Chock is represented. Roller arrangement (100) according to claim 1,

marked by

a pin bushing (1 16), which is rotationally fixed on the roll neck (1 14) is placed;

wherein the receiving opening of the bearing bush (130) is formed for receiving the roll neck (1 14) with the pin bushing; and

wherein the annular gap (180) for the lubricant between the bearing bush (130) and the pin bushing (1 16) is formed.

Roller arrangement (100) according to one of the preceding claims, characterized

that the support load point (A) in the load case in an angular range of φ = + 1- 25 °, based on the perpendicular to the plane of the rolling central axis Y of the roller is arranged.

that the oil receiving space is a bale-side

Oil receiving space (160) between the chock (120) and the

Roll bale (1 12) or to a balefernen Ölaufnahmeraum (170) at the balefernen end of the roll neck (1 14) is.

Roller arrangement (100) according to claim 4,

characterized,

in that the bearing bush (130) has at least one ball-side drainage channel (132-1) for fluidically connecting the annular gap (180) to the ball-side oil receiving chamber (160) and at least one ball-distal drainage channel (132-2) for the fluid-conducting connection of the Annular gap (180) with the ballenfernen Ölaufnahmeraum (170).

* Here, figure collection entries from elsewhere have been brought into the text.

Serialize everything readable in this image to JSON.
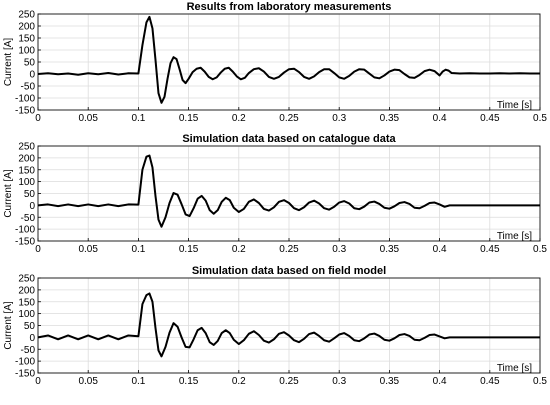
{
  "chart_data": [
    {
      "type": "line",
      "title": "Results from laboratory measurements",
      "xlabel": "Time [s]",
      "ylabel": "Current [A]",
      "xlim": [
        0,
        0.5
      ],
      "ylim": [
        -150,
        250
      ],
      "xticks": [
        "0",
        "0.05",
        "0.1",
        "0.15",
        "0.2",
        "0.25",
        "0.3",
        "0.35",
        "0.4",
        "0.45",
        "0.5"
      ],
      "yticks": [
        "-150",
        "-100",
        "-50",
        "0",
        "50",
        "100",
        "150",
        "200",
        "250"
      ],
      "grid": true,
      "series": [
        {
          "x": [
            0,
            0.01,
            0.02,
            0.03,
            0.04,
            0.05,
            0.06,
            0.07,
            0.08,
            0.09,
            0.1,
            0.104,
            0.108,
            0.111,
            0.114,
            0.117,
            0.12,
            0.123,
            0.126,
            0.129,
            0.132,
            0.135,
            0.138,
            0.141,
            0.144,
            0.147,
            0.15,
            0.154,
            0.158,
            0.162,
            0.166,
            0.17,
            0.174,
            0.178,
            0.182,
            0.186,
            0.19,
            0.194,
            0.198,
            0.202,
            0.206,
            0.21,
            0.215,
            0.22,
            0.225,
            0.23,
            0.235,
            0.24,
            0.245,
            0.25,
            0.255,
            0.26,
            0.265,
            0.27,
            0.275,
            0.28,
            0.285,
            0.29,
            0.295,
            0.3,
            0.305,
            0.31,
            0.315,
            0.32,
            0.325,
            0.33,
            0.335,
            0.34,
            0.345,
            0.35,
            0.355,
            0.36,
            0.365,
            0.37,
            0.375,
            0.38,
            0.385,
            0.39,
            0.395,
            0.4,
            0.403,
            0.406,
            0.409,
            0.412,
            0.42,
            0.43,
            0.44,
            0.45,
            0.46,
            0.47,
            0.48,
            0.49,
            0.5
          ],
          "y": [
            0,
            3,
            -1,
            2,
            -3,
            3,
            -1,
            4,
            -2,
            3,
            2,
            120,
            215,
            238,
            190,
            60,
            -80,
            -120,
            -95,
            -20,
            45,
            70,
            62,
            20,
            -25,
            -38,
            -20,
            8,
            22,
            26,
            10,
            -12,
            -22,
            -14,
            6,
            22,
            26,
            10,
            -10,
            -22,
            -16,
            4,
            20,
            24,
            10,
            -12,
            -20,
            -12,
            6,
            20,
            22,
            8,
            -12,
            -20,
            -10,
            8,
            20,
            20,
            4,
            -14,
            -20,
            -8,
            10,
            20,
            18,
            2,
            -14,
            -18,
            -6,
            10,
            18,
            16,
            0,
            -14,
            -16,
            -4,
            12,
            18,
            12,
            -6,
            10,
            18,
            14,
            4,
            2,
            3,
            2,
            2,
            3,
            2,
            3,
            2,
            2
          ]
        }
      ]
    },
    {
      "type": "line",
      "title": "Simulation data based on catalogue data",
      "xlabel": "Time [s]",
      "ylabel": "Current [A]",
      "xlim": [
        0,
        0.5
      ],
      "ylim": [
        -150,
        250
      ],
      "xticks": [
        "0",
        "0.05",
        "0.1",
        "0.15",
        "0.2",
        "0.25",
        "0.3",
        "0.35",
        "0.4",
        "0.45",
        "0.5"
      ],
      "yticks": [
        "-150",
        "-100",
        "-50",
        "0",
        "50",
        "100",
        "150",
        "200",
        "250"
      ],
      "grid": true,
      "series": [
        {
          "x": [
            0,
            0.01,
            0.02,
            0.03,
            0.04,
            0.05,
            0.06,
            0.07,
            0.08,
            0.09,
            0.1,
            0.104,
            0.108,
            0.111,
            0.114,
            0.117,
            0.12,
            0.123,
            0.127,
            0.131,
            0.135,
            0.139,
            0.143,
            0.147,
            0.151,
            0.155,
            0.159,
            0.163,
            0.167,
            0.171,
            0.175,
            0.179,
            0.183,
            0.187,
            0.191,
            0.195,
            0.2,
            0.205,
            0.21,
            0.215,
            0.22,
            0.225,
            0.23,
            0.235,
            0.24,
            0.245,
            0.25,
            0.255,
            0.26,
            0.265,
            0.27,
            0.275,
            0.28,
            0.285,
            0.29,
            0.295,
            0.3,
            0.305,
            0.31,
            0.315,
            0.32,
            0.325,
            0.33,
            0.335,
            0.34,
            0.345,
            0.35,
            0.355,
            0.36,
            0.365,
            0.37,
            0.375,
            0.38,
            0.385,
            0.39,
            0.395,
            0.4,
            0.405,
            0.41,
            0.415,
            0.42,
            0.43,
            0.44,
            0.45,
            0.46,
            0.47,
            0.48,
            0.49,
            0.5
          ],
          "y": [
            0,
            4,
            -3,
            4,
            -3,
            4,
            -3,
            4,
            -3,
            4,
            3,
            150,
            205,
            210,
            160,
            40,
            -60,
            -90,
            -50,
            10,
            52,
            45,
            5,
            -38,
            -45,
            -12,
            28,
            40,
            20,
            -20,
            -35,
            -20,
            15,
            32,
            22,
            -10,
            -28,
            -15,
            15,
            25,
            10,
            -15,
            -22,
            -8,
            15,
            22,
            10,
            -12,
            -20,
            -8,
            12,
            20,
            8,
            -12,
            -18,
            -6,
            12,
            18,
            8,
            -12,
            -16,
            -5,
            12,
            16,
            6,
            -10,
            -14,
            -4,
            10,
            14,
            6,
            -10,
            -12,
            -2,
            10,
            12,
            4,
            -6,
            0,
            0,
            0,
            0,
            0,
            0,
            0,
            0,
            0,
            0,
            0
          ]
        }
      ]
    },
    {
      "type": "line",
      "title": "Simulation data based on field model",
      "xlabel": "Time [s]",
      "ylabel": "Current [A]",
      "xlim": [
        0,
        0.5
      ],
      "ylim": [
        -150,
        250
      ],
      "xticks": [
        "0",
        "0.05",
        "0.1",
        "0.15",
        "0.2",
        "0.25",
        "0.3",
        "0.35",
        "0.4",
        "0.45",
        "0.5"
      ],
      "yticks": [
        "-150",
        "-100",
        "-50",
        "0",
        "50",
        "100",
        "150",
        "200",
        "250"
      ],
      "grid": true,
      "series": [
        {
          "x": [
            0,
            0.01,
            0.02,
            0.03,
            0.04,
            0.05,
            0.06,
            0.07,
            0.08,
            0.09,
            0.1,
            0.104,
            0.108,
            0.111,
            0.114,
            0.117,
            0.12,
            0.123,
            0.127,
            0.131,
            0.135,
            0.139,
            0.143,
            0.147,
            0.151,
            0.155,
            0.159,
            0.163,
            0.167,
            0.171,
            0.175,
            0.179,
            0.183,
            0.187,
            0.191,
            0.195,
            0.2,
            0.205,
            0.21,
            0.215,
            0.22,
            0.225,
            0.23,
            0.235,
            0.24,
            0.245,
            0.25,
            0.255,
            0.26,
            0.265,
            0.27,
            0.275,
            0.28,
            0.285,
            0.29,
            0.295,
            0.3,
            0.305,
            0.31,
            0.315,
            0.32,
            0.325,
            0.33,
            0.335,
            0.34,
            0.345,
            0.35,
            0.355,
            0.36,
            0.365,
            0.37,
            0.375,
            0.38,
            0.385,
            0.39,
            0.395,
            0.4,
            0.405,
            0.41,
            0.415,
            0.42,
            0.43,
            0.44,
            0.45,
            0.46,
            0.47,
            0.48,
            0.49,
            0.5
          ],
          "y": [
            0,
            8,
            -8,
            8,
            -8,
            8,
            -8,
            8,
            -8,
            8,
            5,
            140,
            178,
            185,
            150,
            40,
            -55,
            -80,
            -40,
            20,
            60,
            45,
            0,
            -40,
            -42,
            -8,
            30,
            40,
            18,
            -20,
            -32,
            -15,
            18,
            30,
            18,
            -10,
            -28,
            -12,
            15,
            26,
            10,
            -14,
            -22,
            -8,
            15,
            22,
            8,
            -12,
            -20,
            -6,
            14,
            20,
            6,
            -12,
            -18,
            -4,
            12,
            18,
            6,
            -12,
            -16,
            -4,
            12,
            16,
            6,
            -10,
            -14,
            -4,
            10,
            14,
            6,
            -10,
            -12,
            -2,
            10,
            12,
            4,
            -4,
            0,
            0,
            0,
            0,
            0,
            0,
            0,
            0,
            0,
            0,
            0
          ]
        }
      ]
    }
  ]
}
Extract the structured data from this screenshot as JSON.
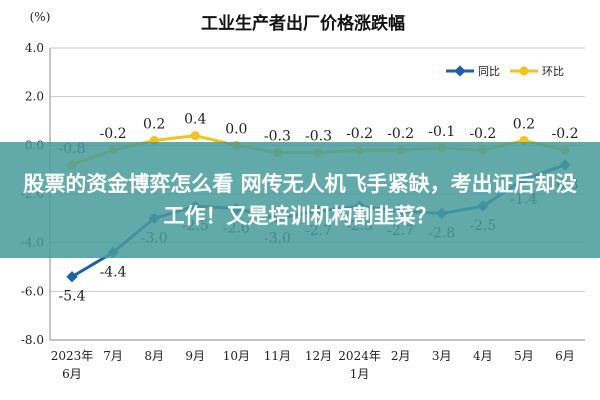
{
  "chart_data": {
    "type": "line",
    "title": "工业生产者出厂价格涨跌幅",
    "unit": "(%)",
    "categories": [
      "2023年\n6月",
      "7月",
      "8月",
      "9月",
      "10月",
      "11月",
      "12月",
      "2024年\n1月",
      "2月",
      "3月",
      "4月",
      "5月",
      "6月"
    ],
    "series": [
      {
        "name": "同比",
        "color": "#1e5fa8",
        "values": [
          -5.4,
          -4.4,
          -3.0,
          -2.5,
          -2.6,
          -3.0,
          -2.7,
          -2.5,
          -2.7,
          -2.8,
          -2.5,
          -1.4,
          -0.8
        ]
      },
      {
        "name": "环比",
        "color": "#f2c318",
        "values": [
          -0.8,
          -0.2,
          0.2,
          0.4,
          0.0,
          -0.3,
          -0.3,
          -0.2,
          -0.2,
          -0.1,
          -0.2,
          0.2,
          -0.2
        ]
      }
    ],
    "ylim": [
      -8.0,
      4.0
    ],
    "yticks": [
      4.0,
      2.0,
      0.0,
      -2.0,
      -4.0,
      -6.0,
      -8.0
    ],
    "grid": true,
    "legend": "top-right"
  },
  "overlay": {
    "text": "股票的资金博弈怎么看 网传无人机飞手紧缺，考出证后却没工作！又是培训机构割韭菜？"
  }
}
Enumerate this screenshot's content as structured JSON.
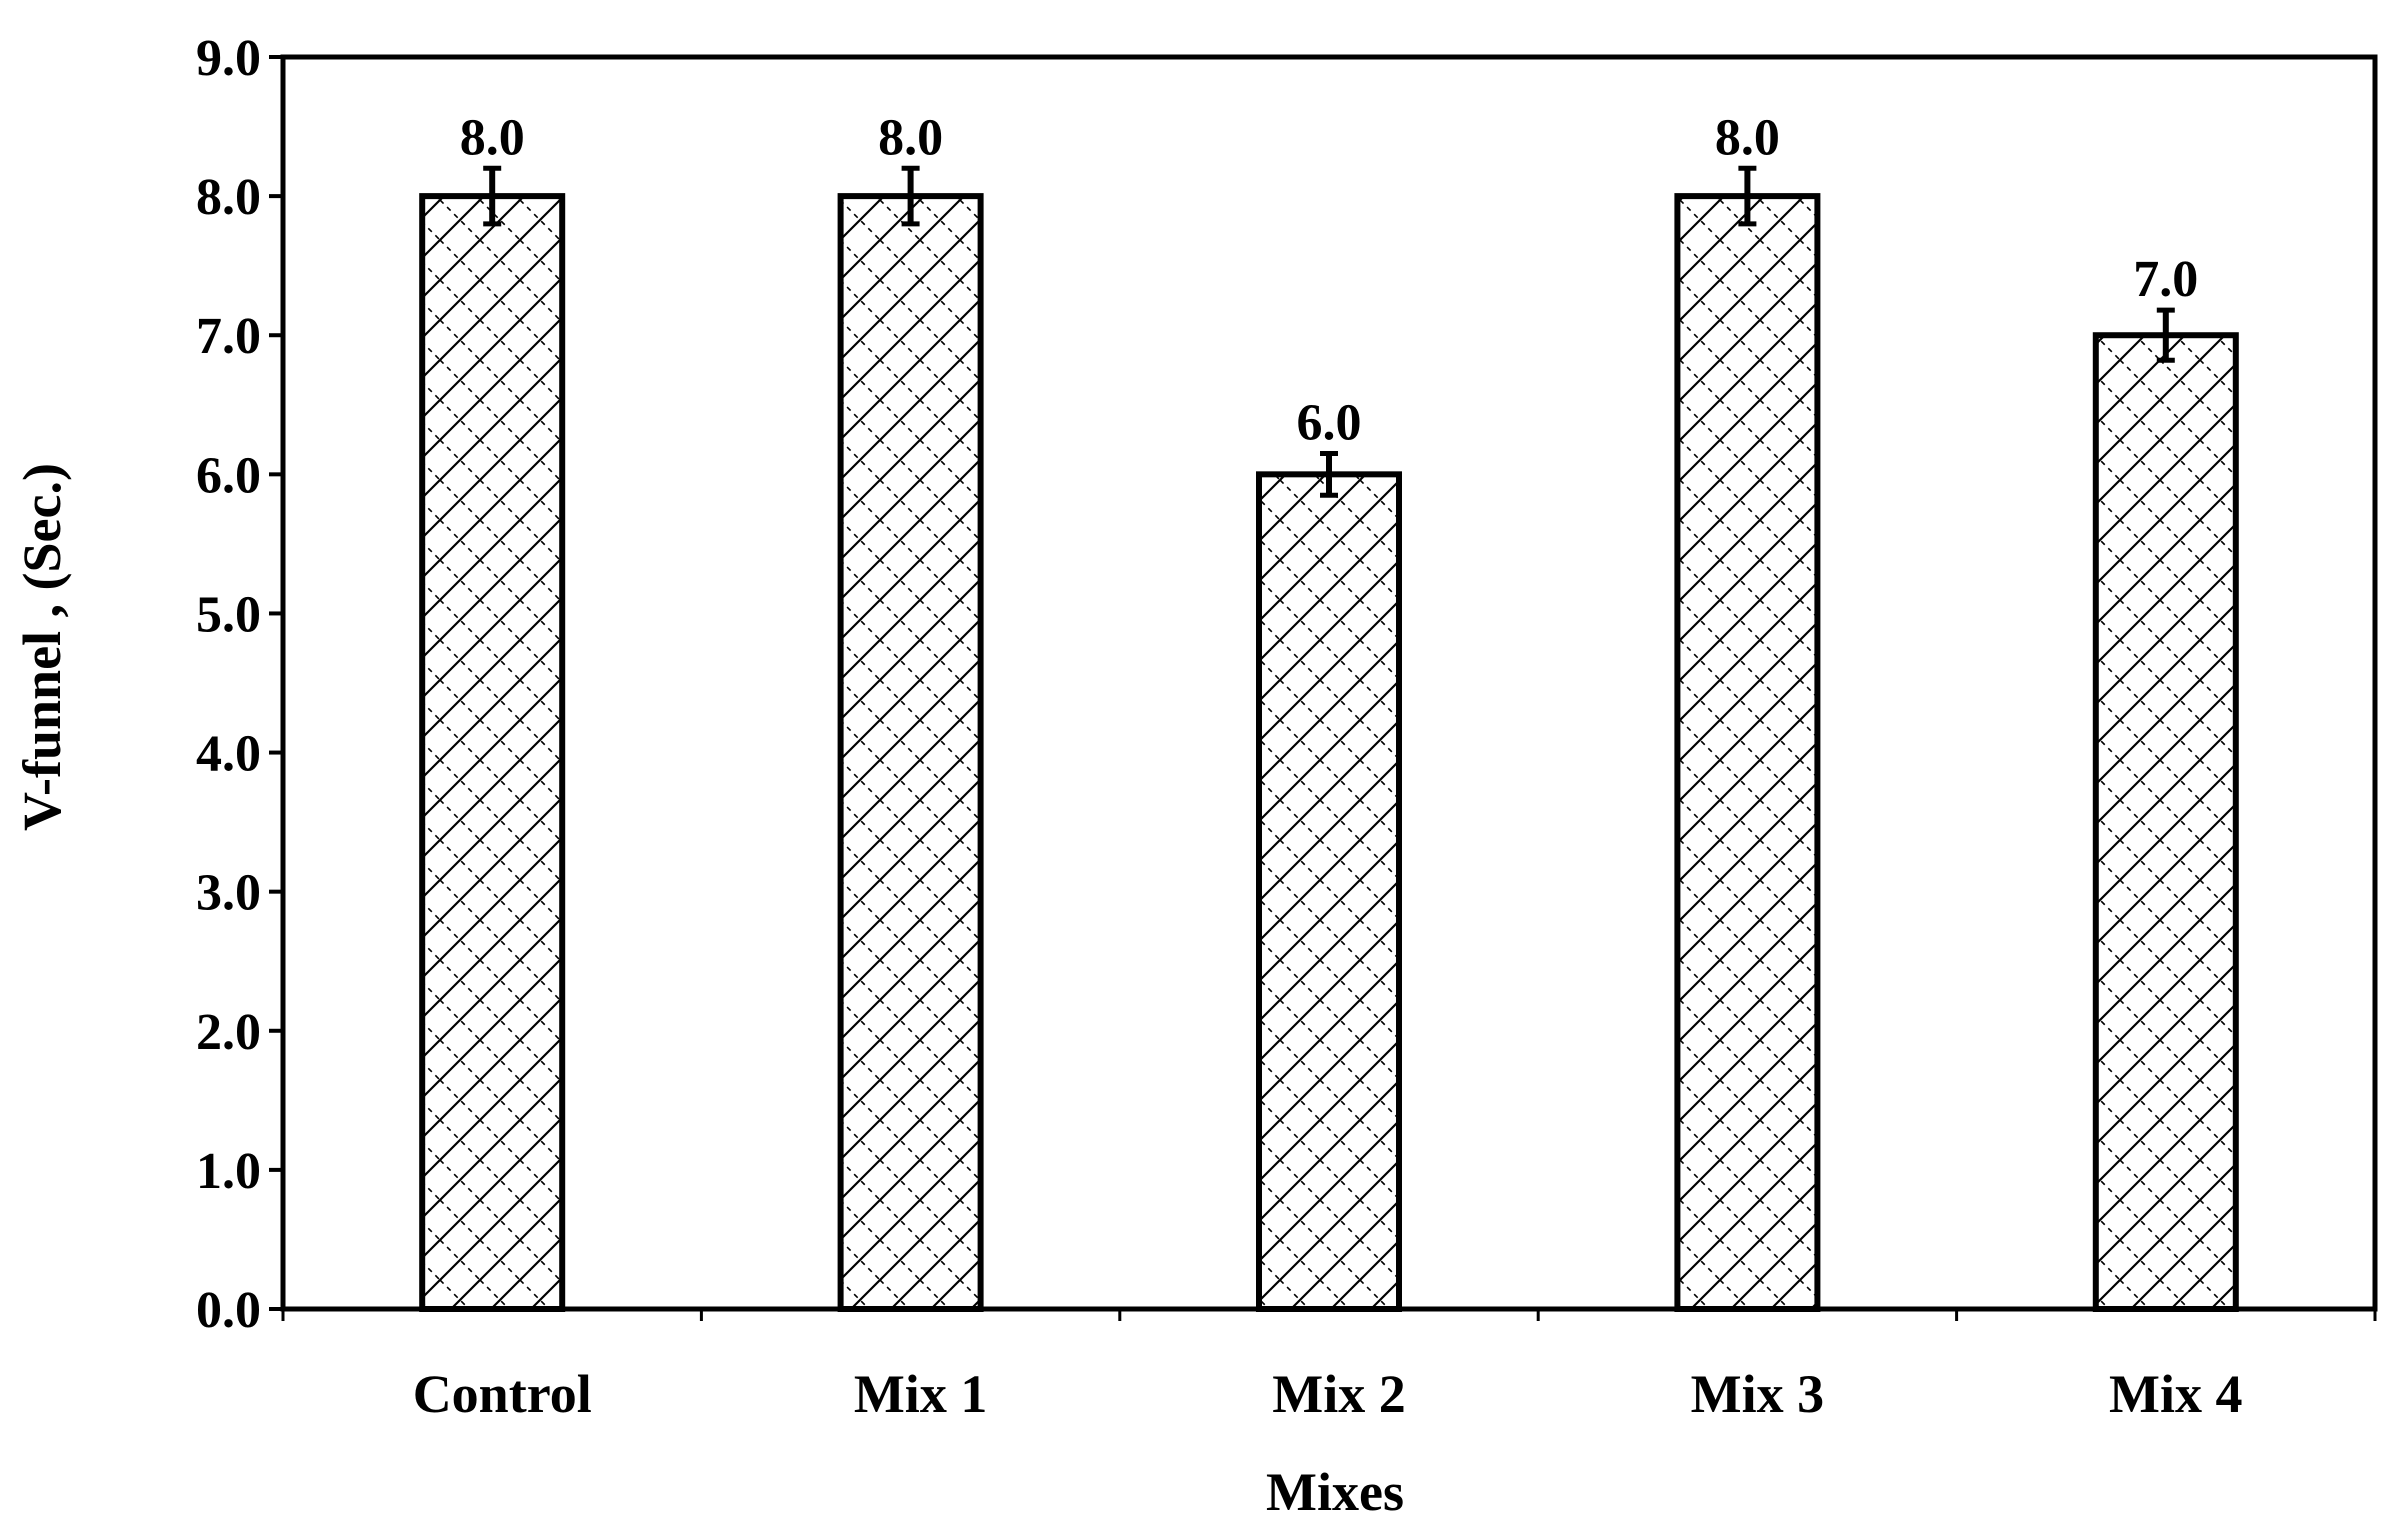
{
  "chart_data": {
    "type": "bar",
    "title": "",
    "xlabel": "Mixes",
    "ylabel": "V-funnel , (Sec.)",
    "categories": [
      "Control",
      "Mix 1",
      "Mix 2",
      "Mix 3",
      "Mix 4"
    ],
    "values": [
      8.0,
      8.0,
      6.0,
      8.0,
      7.0
    ],
    "data_labels": [
      "8.0",
      "8.0",
      "6.0",
      "8.0",
      "7.0"
    ],
    "error": [
      0.2,
      0.2,
      0.15,
      0.2,
      0.18
    ],
    "ylim": [
      0,
      9
    ],
    "yticks": [
      "0.0",
      "1.0",
      "2.0",
      "3.0",
      "4.0",
      "5.0",
      "6.0",
      "7.0",
      "8.0",
      "9.0"
    ],
    "grid": false,
    "legend": "none",
    "bar_fill": "crosshatch",
    "colors": {
      "stroke": "#000000",
      "background": "#ffffff"
    }
  }
}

6. roller arrangement (100) according to one of the preceding claims, characterized

that the at least one outflow channel (132-1, 132-2) of the

Bearing bush (130) through the chock (120) is guided and from the chock in one of the oil receiving chambers (160, 170) opens.

7. roller assembly (100) according to any one of the preceding claims, characterized

in that the at least one outflow channel (132) has a slot-shaped

Cross-section which extends within the flow angle range (ß) in the circumferential direction; and or

that a plurality of outflow channels (132) are provided, which within the flow angle range (ß) in the circumferential direction

are arranged side by side.

8. roller assembly (100) according to any one of the preceding claims, characterized

that the bearing bush in the passage angle range on its the

Walzenapfen facing inside has a collecting oil bag (136); and

in that the at least one outflow channel (132) is in fluid-conducting connection with the oil pocket (136).

9. roller assembly (100) according to any one of the preceding claims, characterized

the roll (110) is a work roll, a backup roll or an intermediate roll.